- Kiz Location within Utah Kiz Location within the United States
- Coordinates: 39°36′17″N 110°33′18″W﻿ / ﻿39.60472°N 110.55500°W
- Country: United States
- State: Utah
- County: Carbon
- Established: 1906
- Abandoned: 1940
- Named for: Kiziah Dimick

= Kiz, Utah =

Kiz is a ghost town located in arid Clark Valley, in the sparsely populated eastern part of Carbon County, Utah, United States. This agricultural settlement existed between approximately 1906 and 1940. The nearest currently inhabited town is East Carbon.

==History==
The area was first settled in the 1890s by two successive ranchers—the first, by the name of Clark, giving his name to the valley. Each of them in turn soon abandoned his ranch, most likely due to drought conditions. In 1906 the first of the more permanent settlers arrived, Orson Dimick and John Higginson, later to be joined by Nephi Perkins and Dimick's parents, Ephraim and Kiziah. Most of the homesteaders came in the period 1910-1916, including a successful Basque sheepherder named Gratien Etchebarne who filed the first legal claim to the land in 1916. By then there were some two dozen families living in what became Kiz.

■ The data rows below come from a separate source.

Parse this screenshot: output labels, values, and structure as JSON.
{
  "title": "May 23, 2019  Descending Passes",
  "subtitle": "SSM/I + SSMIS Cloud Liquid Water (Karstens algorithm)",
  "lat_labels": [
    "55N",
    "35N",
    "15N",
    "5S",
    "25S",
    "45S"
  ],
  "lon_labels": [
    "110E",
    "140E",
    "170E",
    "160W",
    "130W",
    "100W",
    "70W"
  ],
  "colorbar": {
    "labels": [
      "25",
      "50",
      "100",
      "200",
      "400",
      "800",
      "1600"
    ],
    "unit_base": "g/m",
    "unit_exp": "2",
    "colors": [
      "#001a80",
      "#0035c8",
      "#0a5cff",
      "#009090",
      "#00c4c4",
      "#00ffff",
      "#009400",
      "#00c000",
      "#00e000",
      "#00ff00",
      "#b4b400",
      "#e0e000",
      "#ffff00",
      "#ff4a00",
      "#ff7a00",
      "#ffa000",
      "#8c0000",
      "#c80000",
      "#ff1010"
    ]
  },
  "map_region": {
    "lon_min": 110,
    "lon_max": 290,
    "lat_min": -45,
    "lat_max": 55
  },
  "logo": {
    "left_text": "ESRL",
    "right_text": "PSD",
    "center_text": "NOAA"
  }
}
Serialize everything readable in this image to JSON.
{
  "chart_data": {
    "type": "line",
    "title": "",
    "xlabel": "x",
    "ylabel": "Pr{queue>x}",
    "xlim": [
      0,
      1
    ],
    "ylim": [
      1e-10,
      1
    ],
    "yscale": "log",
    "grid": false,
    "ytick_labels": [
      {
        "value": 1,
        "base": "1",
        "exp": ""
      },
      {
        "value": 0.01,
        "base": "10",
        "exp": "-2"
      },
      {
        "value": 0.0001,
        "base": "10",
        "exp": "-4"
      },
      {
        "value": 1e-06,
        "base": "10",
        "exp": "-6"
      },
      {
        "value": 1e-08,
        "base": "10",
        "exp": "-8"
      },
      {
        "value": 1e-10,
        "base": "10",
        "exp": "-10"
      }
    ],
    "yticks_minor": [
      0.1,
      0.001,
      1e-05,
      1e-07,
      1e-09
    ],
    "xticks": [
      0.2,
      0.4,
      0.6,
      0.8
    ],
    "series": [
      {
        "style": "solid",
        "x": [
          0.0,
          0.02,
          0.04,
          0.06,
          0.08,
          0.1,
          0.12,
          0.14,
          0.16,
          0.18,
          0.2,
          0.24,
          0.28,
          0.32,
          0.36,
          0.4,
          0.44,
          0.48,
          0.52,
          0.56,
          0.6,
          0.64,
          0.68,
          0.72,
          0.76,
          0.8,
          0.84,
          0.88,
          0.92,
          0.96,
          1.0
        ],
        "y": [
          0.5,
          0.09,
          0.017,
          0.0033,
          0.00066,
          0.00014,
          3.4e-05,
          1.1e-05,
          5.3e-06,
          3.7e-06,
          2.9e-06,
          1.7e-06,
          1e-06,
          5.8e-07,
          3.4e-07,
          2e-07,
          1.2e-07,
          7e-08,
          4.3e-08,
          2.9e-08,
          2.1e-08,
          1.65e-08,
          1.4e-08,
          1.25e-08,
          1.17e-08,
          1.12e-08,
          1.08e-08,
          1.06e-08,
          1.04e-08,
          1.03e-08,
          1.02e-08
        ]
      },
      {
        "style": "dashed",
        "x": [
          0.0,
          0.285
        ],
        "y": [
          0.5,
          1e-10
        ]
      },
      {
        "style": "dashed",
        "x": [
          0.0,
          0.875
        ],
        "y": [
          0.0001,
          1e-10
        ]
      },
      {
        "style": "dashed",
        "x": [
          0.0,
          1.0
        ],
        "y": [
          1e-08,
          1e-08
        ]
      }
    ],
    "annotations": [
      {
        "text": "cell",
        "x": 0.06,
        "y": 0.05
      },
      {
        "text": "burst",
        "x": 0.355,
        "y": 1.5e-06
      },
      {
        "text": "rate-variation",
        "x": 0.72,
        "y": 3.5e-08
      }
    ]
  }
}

The settlers were aware of the valley's forbidding desert climate. They set about the difficult task of dry farming. Trying to save all the available water, residents dug numerous wells, and although there was no stream nearby, they built a large reservoir for irrigation.

In 1921 the American Legion promoted Clark Valley as a home for World War I veterans to establish themselves, making claims of available irrigation water that never actually arrived. It is not known how many people this advertisement brought, but by 1924 there were enough children to establish a school, in a building provided by Etchebarne. The population reached its peak in 1925, and a post office was established in 1926 in George Mead's general store. He suggested the name Kiz in honor of the first woman settler in the valley, his sister Kiziah "Aunt Kiz" Dimick.

Kiz did experience successful harvests some years, but water was always in short supply. In 1930 there was another severe drought, and most of the residents moved away. The school burned down in 1932, and the students started attending school in Sunnyside. By 1940 Kiz was a ghost town. The town's cemetery and a few empty foundations are still visible.